Namun, Ali mencatat bahwa kematian Gulen dapat melemahkan organisasinya dan pengaruhnya terhadap masyarakat Turki.
“Lebih banyak ruang akan terbuka bagi Turki di luar negeri, dan satu masalah besar dalam hubungan dengan AS akan terselesaikan.”
Setelah Gulen
Di kedai teh lain di dekatnya bernama Lena, seorang akademisi dari Universitas Istanbul yang tidak ingin disebutkan namanya membagikan pemikirannya. “Mayoritas warga Turki merayakan peristiwa ini, karena Gulen diketahui mendalangi kudeta.”
“Tentu saja kudeta tersebut menimbulkan pengalaman traumatis bagi banyak orang, terutama generasi kita yang lahir pada tahun 1990-an. Sebagai seseorang yang lahir dan besar di pedesaan, saya bisa melihat betapa kuatnya organisasi Gulen,” kata akademisi muda tersebut.
Bagi banyak anak muda Turki, kudeta adalah peristiwa yang pernah dialami orang tua mereka. Meskipun ada upaya untuk membubarkan Partai AK yang berkuasa pada tahun 2008, banyak yang percaya bahwa kudeta sudah berlalu.
“Setelah Gulen, saya pikir masyarakat Turki akan lebih waspada terhadap angka-angka seperti itu, tapi saya rasa kita belum sepenuhnya memetik pelajaran,” kata akademisi tersebut.

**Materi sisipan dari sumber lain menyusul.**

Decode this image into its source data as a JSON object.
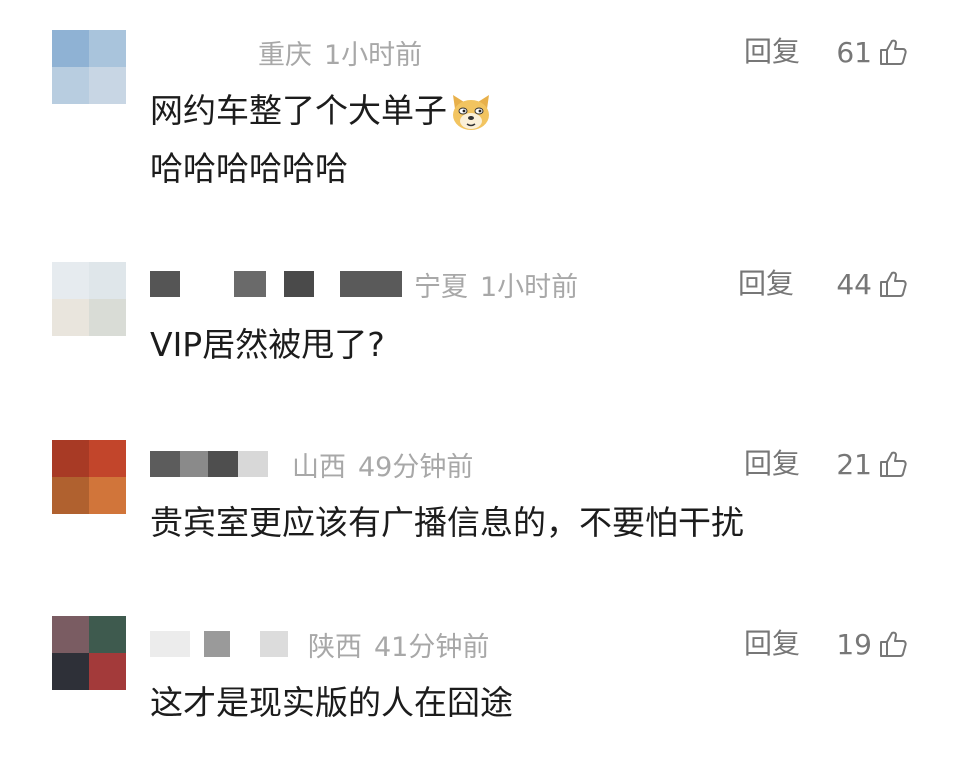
{
  "comments": [
    {
      "location": "重庆",
      "time": "1小时前",
      "reply_label": "回复",
      "likes": "61",
      "text_lines": [
        "网约车整了个大单子",
        "哈哈哈哈哈哈"
      ],
      "emoji": "doge-emoji",
      "avatar_colors": [
        "#8fb2d4",
        "#a9c4dc",
        "#b8cde0",
        "#c8d6e4"
      ]
    },
    {
      "location": "宁夏",
      "time": "1小时前",
      "reply_label": "回复",
      "likes": "44",
      "text_lines": [
        "VIP居然被甩了?"
      ],
      "avatar_colors": [
        "#e6ebef",
        "#dfe6ea",
        "#e9e5dd",
        "#d9dcd6"
      ]
    },
    {
      "location": "山西",
      "time": "49分钟前",
      "reply_label": "回复",
      "likes": "21",
      "text_lines": [
        "贵宾室更应该有广播信息的，不要怕干扰"
      ],
      "avatar_colors": [
        "#a83a25",
        "#c2452b",
        "#b0612f",
        "#d1753a"
      ]
    },
    {
      "location": "陕西",
      "time": "41分钟前",
      "reply_label": "回复",
      "likes": "19",
      "text_lines": [
        "这才是现实版的人在囧途"
      ],
      "avatar_colors": [
        "#7a5c62",
        "#3e5a4e",
        "#2e3038",
        "#a33a3a"
      ]
    }
  ],
  "colors": {
    "meta_gray": "#a8a8a8",
    "action_gray": "#777777",
    "text": "#1c1c1c"
  }
}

Muhammad Enes, yang duduk bersama temannya, mencatat bahwa kematian Gulen adalah salah satu momen langka dalam politik kontemporer Turki di mana kebanyakan orang menemukan titik temu.
“Kematian Gulen merupakan kabar baik yang telah lama ditunggu-tunggu oleh masyarakat Turki. Selalu ada rumor kematiannya, tapi kali ini nyata. Masyarakat Turki, dari sekuler hingga konservatif, kecuali Gulenis, merasa senang,” kata Enes.
Meskipun pengaruh Gulen terhadap politik Turki telah memudar, sebagian karena tindakan keras pemerintah yang menyita banyak asetnya, Enes percaya bahwa meninggalnya Gulen juga dapat mempengaruhi cara kerja internal kelompok tersebut.
“Bagi aliran sesat itu sendiri, terutama anggotanya di luar negeri, mungkin akan ada kebingungan mengenai siapa yang akan mengambil alih kekuasaan, yang mengarah pada perebutan kekuasaan di dalam kelompok yang akan melemahkan organisasi tersebut,” katanya.
“Hal ini juga tergantung pada keputusan pemerintah Amerika – apakah mereka terus mendukung dan melindungi kelompok tersebut atau menjauhkan diri dari kelompok tersebut setelah pendirinya meninggal.”